Boadicea Kelling sounded genuinely upset. This was the oddest part of all, Bodie was almost never upset. Sarah couldn’t make out whether her aunt’s perturbation was due to the fact that the obituary notice had not been written in accordance with family protocol or because the paper had spelled Sarah’s name wrong. Bodie seemed to have been the only relative who’d decoded the misspelling and taken the trouble to make sure there was in fact no Mrs. Sara Biterman in Ireson Town.

The misspelling must have been inadvertent, it matched the envelope that had come to the office with the deadly hatpin inside. That the sender had had to use the office address and that the obituary gave Ireson Town instead of Ireson’s Landing as a home address indicated that the would-be murderer or murderers didn’t really know much about her and were too lazy, too stupid, or too self-assured to bother finding out.

Either they’d had Sarah Bittersohn pointed out to them in the flesh or else they’d had a clear photograph to go by. Either the hit-and-run driver was a stranger to her or was disguised as one.

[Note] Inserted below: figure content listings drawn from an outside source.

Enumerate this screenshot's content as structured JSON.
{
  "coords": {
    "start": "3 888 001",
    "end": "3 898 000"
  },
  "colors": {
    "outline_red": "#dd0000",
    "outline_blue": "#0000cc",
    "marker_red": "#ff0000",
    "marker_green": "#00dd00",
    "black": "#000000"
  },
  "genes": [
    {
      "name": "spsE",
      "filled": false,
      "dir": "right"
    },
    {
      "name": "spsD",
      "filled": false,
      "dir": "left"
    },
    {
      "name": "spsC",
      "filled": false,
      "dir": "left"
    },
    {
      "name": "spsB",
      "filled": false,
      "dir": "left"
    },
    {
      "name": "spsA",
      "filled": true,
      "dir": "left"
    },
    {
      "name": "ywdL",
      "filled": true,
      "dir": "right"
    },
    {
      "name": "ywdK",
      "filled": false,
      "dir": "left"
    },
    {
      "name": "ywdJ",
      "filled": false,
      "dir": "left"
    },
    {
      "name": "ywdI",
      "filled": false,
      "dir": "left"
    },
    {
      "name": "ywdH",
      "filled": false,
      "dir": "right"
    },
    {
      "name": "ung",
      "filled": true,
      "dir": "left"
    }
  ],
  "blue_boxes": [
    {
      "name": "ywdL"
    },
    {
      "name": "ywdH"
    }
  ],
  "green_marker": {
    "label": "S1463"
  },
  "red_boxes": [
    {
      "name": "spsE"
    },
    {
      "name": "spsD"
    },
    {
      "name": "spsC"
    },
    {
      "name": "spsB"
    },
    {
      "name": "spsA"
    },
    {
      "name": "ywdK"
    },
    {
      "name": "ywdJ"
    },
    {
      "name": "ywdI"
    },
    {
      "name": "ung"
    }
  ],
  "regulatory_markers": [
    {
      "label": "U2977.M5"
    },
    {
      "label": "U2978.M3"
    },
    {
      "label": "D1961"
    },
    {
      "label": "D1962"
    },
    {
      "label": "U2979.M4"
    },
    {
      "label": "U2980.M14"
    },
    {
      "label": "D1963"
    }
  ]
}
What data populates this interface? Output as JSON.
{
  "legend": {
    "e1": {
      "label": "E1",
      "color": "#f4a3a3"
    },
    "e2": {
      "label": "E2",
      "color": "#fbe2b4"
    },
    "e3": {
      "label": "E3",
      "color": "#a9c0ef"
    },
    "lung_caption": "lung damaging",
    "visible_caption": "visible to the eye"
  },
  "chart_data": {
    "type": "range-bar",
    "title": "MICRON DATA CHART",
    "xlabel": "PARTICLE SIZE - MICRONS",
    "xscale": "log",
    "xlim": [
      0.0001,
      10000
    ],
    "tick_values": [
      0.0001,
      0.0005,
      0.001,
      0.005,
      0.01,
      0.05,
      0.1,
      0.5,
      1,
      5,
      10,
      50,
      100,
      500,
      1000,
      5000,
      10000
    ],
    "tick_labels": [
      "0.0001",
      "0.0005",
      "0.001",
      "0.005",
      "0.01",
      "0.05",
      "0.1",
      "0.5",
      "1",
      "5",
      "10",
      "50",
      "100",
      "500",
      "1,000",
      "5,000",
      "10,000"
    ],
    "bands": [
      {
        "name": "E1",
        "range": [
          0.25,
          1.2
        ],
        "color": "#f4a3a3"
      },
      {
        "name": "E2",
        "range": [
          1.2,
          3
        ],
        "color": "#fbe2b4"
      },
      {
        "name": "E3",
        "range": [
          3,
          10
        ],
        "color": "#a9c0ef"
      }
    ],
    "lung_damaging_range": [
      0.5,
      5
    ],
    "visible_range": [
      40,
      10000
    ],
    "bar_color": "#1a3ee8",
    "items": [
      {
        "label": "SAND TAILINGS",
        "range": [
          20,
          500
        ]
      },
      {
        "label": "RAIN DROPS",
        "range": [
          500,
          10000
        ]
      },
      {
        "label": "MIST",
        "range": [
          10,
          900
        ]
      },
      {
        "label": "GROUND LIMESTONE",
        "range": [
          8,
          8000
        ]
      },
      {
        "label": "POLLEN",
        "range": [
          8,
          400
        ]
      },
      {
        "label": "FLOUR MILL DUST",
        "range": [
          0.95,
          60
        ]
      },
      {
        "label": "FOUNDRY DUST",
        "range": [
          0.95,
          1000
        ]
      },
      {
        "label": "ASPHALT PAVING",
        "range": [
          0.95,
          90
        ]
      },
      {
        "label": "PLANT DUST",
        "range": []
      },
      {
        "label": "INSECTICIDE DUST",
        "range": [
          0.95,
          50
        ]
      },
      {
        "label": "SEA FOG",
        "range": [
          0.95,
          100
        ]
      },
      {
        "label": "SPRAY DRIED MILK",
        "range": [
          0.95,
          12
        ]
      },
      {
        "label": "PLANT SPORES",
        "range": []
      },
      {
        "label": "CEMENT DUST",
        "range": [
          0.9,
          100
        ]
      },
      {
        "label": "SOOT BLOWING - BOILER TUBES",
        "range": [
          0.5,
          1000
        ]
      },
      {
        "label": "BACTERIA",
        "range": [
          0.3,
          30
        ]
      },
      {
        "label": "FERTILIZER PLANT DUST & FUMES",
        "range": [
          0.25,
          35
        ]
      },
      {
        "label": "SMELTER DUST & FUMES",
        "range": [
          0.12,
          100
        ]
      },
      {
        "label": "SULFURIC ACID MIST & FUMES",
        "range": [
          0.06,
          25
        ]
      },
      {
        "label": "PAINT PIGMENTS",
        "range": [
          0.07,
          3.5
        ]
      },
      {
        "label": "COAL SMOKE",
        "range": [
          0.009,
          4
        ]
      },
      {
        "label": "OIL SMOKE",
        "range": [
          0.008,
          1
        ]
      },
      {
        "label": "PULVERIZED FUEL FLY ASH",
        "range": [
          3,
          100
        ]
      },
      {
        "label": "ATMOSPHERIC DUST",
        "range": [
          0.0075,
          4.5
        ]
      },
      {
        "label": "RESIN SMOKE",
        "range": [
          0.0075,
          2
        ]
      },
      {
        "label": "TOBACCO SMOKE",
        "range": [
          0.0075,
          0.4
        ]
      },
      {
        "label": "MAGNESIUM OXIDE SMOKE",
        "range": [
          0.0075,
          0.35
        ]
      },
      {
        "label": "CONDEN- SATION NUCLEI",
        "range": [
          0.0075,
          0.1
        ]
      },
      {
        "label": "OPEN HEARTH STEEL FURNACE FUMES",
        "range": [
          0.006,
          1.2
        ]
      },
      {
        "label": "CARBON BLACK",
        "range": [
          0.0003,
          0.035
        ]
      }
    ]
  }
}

Either he truly believed he’d killed her or knew for a fact that he’d missed. If this had been the pair who’d harassed her on Sunday, the one who wasn’t driving could have acted as lookout to make sure the job was done and had instead seen the intended victim being dragged up on the sidewalk and assisted into the coffee shop by a uniformed policeman.

There were too many alternative possibilities here; all Sarah knew was that she had a husband and a child to live for, not to mention her multifarious connections. She’d been half asleep and not really thinking when she’d told Charles she was going underground, but why shouldn’t she do just that? Truly, what alternative did she have?

She’d need some backup, but that wouldn’t be hard with two ingenious rogues like Charles and Uncle Jem in the house. She’d have to let Lieutenant Harris know so that he wouldn’t waste time chasing down false clues. She’d have to get in touch with Ira Rivkin and persuade him to lend her a car. She couldn’t risk using her own and having the number plate traced. How she was going to manage with a banged-up knee would have to be worked out in the morning.

Uncle Jem would think of something. Right now he was playing Boadicea like a ukulele, pretending to be a good deal more squiffed than he was, spinning a tangled web of non sequiturs that Bodie’s logic-oriented tunnel vision couldn’t begin to cope with. When he suggested that Bodie phone loopy old Aunt Appollonia to get the facts straight, she gave up in disgust, having learned nothing except that it was high time Jem Kelling got packed off to a sanatorium.

Sarah hung up the extension phone feeling as though she’d got her head caught in Cousin Anne’s blender. It had been far from pleasant to see her own name in print on the obituary pages even though, as Mark Twain had cogently remarked in a similar circumstance, the report of her death was greatly exaggerated. And misspelled, to boot. The aspirin she’d taken was making her feel woozy. She turned out the bedside light and let her subconscious carry her wherever it chose to go.